La participación económica de las mujeres es uno de los principales motores para el crecimiento y la competitividad de México.
No obstante, 29 millones de mujeres permanecen fuera de la economía remunerada debido a barreras estructurales como la carga del trabajo de cuidados, la informalidad laboral, la inseguridad, las brechas educativas y la desigualdad de género. Para dimensionar estas diferencias a nivel local, el Instituto Mexicano para la Competitividad (IMCO) presentó la cuarta edición de Estados #ConLupaDeGénero 2025.
La herramienta evalúa a las 32 entidades federativas a través de 16 indicadores agrupados en tres pilares: entrada al mercado laboral, permanencia en el empleo y autonomía económica. Los resultados muestran que ninguna entidad ofrece condiciones óptimas para las mujeres a lo largo de toda su trayectoria profesional.
A nivel nacional, la Ciudad de México encabeza la medición gracias a su mayor nivel educativo entre mujeres, menor incidencia de embarazo adolescente y una distribución más equitativa del trabajo de cuidados. En contraste, Oaxaca se ubica en el último lugar debido a altos niveles de informalidad, pobreza laboral y baja autonomía económica femenina.
En este contexto, Quintana Roo comparte retos comunes con otros estados, pero también enfrenta desafíos específicos derivados de su estructura económica, fuertemente concentrada en el turismo y los servicios. Si bien estas actividades generan empleo, con frecuencia se caracterizan por altos niveles de informalidad, jornadas extensas y menor acceso a seguridad social, lo que afecta la permanencia laboral de las mujeres.
Uno de los principales obstáculos identificados por la Lupa de Género es la carga del trabajo no remunerado. En promedio, las mujeres en México dedican casi 60% más tiempo que los hombres a labores domésticas y de cuidado, lo que limita su incorporación y continuidad en el mercado laboral. En estados como Quintana Roo, donde muchos empleos requieren horarios atípicos y alta movilidad, esta desigualdad se vuelve aún más restrictiva.
Asimismo, la insuficiente cobertura de servicios de cuidado infantil impacta tanto a Quintana Roo como al resto del país. A nivel nacional, solo 38% de los niños de 0 a 5 años asiste a un centro de atención, incluso en las entidades con mayor cobertura. Esta carencia reduce las posibilidades de que las mujeres accedan a empleos formales o mejor remunerados.
En términos de autonomía económica, el IMCO advierte que una proporción significativa de mujeres carece de ingresos propios y que el emprendimiento femenino, aunque ofrece flexibilidad, se desarrolla mayoritariamente en la informalidad. Esta situación limita la acumulación de activos y la estabilidad financiera de los hogares, tanto en Quintana Roo como en los estados con mayores rezagos.
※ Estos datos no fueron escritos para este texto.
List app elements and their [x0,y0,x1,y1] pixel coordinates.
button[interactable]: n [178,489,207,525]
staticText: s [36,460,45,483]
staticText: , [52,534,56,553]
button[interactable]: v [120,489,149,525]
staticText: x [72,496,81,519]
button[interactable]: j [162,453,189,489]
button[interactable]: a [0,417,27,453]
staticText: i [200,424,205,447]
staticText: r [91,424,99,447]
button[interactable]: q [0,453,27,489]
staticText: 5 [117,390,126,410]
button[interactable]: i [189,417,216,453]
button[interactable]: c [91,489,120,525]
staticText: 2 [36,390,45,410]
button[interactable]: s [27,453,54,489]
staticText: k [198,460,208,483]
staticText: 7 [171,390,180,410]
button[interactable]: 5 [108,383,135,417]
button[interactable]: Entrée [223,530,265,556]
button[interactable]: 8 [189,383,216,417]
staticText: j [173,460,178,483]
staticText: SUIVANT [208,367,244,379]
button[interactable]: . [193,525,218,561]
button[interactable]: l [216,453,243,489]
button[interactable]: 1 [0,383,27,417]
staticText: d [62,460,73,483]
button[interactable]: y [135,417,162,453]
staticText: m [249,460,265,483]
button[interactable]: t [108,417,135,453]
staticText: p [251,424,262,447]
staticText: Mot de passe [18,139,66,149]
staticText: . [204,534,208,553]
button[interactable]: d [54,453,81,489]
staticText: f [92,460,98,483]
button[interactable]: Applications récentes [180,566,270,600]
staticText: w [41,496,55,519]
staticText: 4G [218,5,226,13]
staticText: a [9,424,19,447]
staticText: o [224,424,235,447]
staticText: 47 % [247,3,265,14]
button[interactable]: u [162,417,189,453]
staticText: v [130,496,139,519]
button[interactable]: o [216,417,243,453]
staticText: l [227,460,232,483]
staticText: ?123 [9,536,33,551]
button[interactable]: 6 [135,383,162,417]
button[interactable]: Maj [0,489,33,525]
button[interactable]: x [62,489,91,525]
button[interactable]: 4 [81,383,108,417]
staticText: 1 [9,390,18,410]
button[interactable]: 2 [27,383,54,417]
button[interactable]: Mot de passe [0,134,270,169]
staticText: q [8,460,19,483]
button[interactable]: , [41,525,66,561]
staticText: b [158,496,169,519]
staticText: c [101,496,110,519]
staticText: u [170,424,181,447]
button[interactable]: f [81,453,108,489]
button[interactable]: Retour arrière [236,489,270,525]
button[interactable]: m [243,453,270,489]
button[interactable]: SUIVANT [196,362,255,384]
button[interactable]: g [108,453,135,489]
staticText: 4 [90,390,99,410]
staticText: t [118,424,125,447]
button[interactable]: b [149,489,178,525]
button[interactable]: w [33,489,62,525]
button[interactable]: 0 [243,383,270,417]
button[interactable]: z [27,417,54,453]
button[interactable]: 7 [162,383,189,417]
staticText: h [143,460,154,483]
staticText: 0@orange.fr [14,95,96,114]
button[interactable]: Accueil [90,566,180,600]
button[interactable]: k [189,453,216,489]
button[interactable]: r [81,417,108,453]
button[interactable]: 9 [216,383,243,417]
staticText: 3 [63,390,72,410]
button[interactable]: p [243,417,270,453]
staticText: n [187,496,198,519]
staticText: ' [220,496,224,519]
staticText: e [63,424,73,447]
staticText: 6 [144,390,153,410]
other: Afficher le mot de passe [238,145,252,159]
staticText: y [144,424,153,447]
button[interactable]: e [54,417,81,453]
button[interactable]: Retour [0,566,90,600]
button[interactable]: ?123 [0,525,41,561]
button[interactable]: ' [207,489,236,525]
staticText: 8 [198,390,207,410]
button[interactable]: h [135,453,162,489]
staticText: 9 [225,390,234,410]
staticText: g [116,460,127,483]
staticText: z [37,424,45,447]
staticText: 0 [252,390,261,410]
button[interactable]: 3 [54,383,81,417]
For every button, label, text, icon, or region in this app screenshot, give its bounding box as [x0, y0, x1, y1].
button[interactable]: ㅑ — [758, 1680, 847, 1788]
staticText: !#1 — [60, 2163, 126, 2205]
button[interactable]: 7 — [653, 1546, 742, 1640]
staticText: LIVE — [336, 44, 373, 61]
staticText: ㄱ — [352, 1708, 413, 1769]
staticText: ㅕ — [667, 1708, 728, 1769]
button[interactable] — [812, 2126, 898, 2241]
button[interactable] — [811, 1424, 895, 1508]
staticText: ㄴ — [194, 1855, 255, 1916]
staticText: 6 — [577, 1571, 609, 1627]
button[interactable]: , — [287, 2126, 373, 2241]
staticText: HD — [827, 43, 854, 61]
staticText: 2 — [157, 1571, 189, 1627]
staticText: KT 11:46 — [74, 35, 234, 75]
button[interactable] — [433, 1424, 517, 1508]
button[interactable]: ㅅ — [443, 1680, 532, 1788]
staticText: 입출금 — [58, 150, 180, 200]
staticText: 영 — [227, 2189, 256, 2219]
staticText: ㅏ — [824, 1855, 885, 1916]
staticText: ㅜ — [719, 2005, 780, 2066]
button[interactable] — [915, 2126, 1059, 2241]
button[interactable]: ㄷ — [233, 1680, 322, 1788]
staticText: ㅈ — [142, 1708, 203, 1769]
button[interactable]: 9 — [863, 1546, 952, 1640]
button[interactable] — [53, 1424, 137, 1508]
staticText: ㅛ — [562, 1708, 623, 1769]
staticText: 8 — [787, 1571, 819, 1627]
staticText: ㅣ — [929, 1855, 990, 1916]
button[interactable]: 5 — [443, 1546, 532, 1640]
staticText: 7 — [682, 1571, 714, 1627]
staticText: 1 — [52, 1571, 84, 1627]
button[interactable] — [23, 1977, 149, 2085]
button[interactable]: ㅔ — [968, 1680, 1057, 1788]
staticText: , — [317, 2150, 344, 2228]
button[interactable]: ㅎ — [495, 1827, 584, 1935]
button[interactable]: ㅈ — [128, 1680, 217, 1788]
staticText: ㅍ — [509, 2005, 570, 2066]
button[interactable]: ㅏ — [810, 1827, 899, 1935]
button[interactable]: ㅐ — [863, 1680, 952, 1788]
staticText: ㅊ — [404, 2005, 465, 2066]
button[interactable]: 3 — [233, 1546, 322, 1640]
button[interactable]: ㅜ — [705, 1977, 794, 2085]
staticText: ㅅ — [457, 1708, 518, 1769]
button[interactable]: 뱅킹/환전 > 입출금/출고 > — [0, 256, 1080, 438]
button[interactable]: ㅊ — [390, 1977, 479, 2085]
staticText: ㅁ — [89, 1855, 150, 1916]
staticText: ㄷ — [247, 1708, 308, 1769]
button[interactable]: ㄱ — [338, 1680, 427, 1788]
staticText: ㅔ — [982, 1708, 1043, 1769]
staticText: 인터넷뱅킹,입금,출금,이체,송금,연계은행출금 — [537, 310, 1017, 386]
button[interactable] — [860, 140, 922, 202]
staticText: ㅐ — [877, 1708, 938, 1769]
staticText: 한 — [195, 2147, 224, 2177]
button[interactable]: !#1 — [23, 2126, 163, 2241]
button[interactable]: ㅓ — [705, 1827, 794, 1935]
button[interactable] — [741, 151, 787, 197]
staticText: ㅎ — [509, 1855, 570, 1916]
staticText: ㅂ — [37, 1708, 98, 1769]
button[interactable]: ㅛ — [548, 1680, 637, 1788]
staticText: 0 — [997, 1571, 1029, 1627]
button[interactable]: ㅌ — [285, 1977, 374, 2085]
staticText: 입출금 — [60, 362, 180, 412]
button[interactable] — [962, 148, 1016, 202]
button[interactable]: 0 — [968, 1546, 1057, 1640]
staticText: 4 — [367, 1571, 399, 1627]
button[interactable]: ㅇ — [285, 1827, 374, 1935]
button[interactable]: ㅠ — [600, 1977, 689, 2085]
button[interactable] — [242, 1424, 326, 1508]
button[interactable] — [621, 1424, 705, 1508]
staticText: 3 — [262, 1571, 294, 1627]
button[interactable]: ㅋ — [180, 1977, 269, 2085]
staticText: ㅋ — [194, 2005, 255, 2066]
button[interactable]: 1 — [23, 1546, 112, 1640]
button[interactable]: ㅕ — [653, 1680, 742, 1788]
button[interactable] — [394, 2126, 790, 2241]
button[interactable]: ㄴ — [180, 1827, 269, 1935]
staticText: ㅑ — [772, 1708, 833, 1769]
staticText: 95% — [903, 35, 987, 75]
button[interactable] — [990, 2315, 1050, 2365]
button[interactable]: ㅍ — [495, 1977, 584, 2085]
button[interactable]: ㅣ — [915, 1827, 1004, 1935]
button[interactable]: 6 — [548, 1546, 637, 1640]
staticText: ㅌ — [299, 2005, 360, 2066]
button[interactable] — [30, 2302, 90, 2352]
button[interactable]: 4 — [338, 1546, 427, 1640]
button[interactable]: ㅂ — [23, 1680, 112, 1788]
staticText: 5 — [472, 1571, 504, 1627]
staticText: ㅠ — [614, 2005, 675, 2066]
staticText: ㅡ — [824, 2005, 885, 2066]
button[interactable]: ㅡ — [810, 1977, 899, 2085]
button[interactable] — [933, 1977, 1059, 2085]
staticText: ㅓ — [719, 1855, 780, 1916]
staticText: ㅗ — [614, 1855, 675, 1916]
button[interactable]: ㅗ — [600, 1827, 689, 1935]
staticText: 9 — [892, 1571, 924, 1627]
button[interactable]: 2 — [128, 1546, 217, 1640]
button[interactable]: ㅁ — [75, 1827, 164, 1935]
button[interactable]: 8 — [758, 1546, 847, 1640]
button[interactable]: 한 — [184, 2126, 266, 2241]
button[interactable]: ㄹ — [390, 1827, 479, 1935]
El IMCO estima que, si México elevara la participación económica de las mujeres del 46% actual al promedio de la OCDE (67%), el PIB nacional podría incrementarse en 6.9 billones de pesos hacia 2035. Los mayores beneficios se concentrarían en las entidades con menor integración femenina al mercado laboral, aunque en promedio los estados podrían aumentar su PIB en 4.9%.
Los resultados de Estados #ConLupaDeGénero 2025 subrayan la necesidad de políticas públicas estatales con enfoque de género. Para Quintana Roo y el resto del país, cerrar las brechas en empleo femenino implica ampliar los servicios de cuidado, reducir la informalidad, mejorar la seguridad y movilidad, y promover condiciones laborales que permitan a las mujeres no solo entrar, sino permanecer y desarrollarse plenamente en la economía.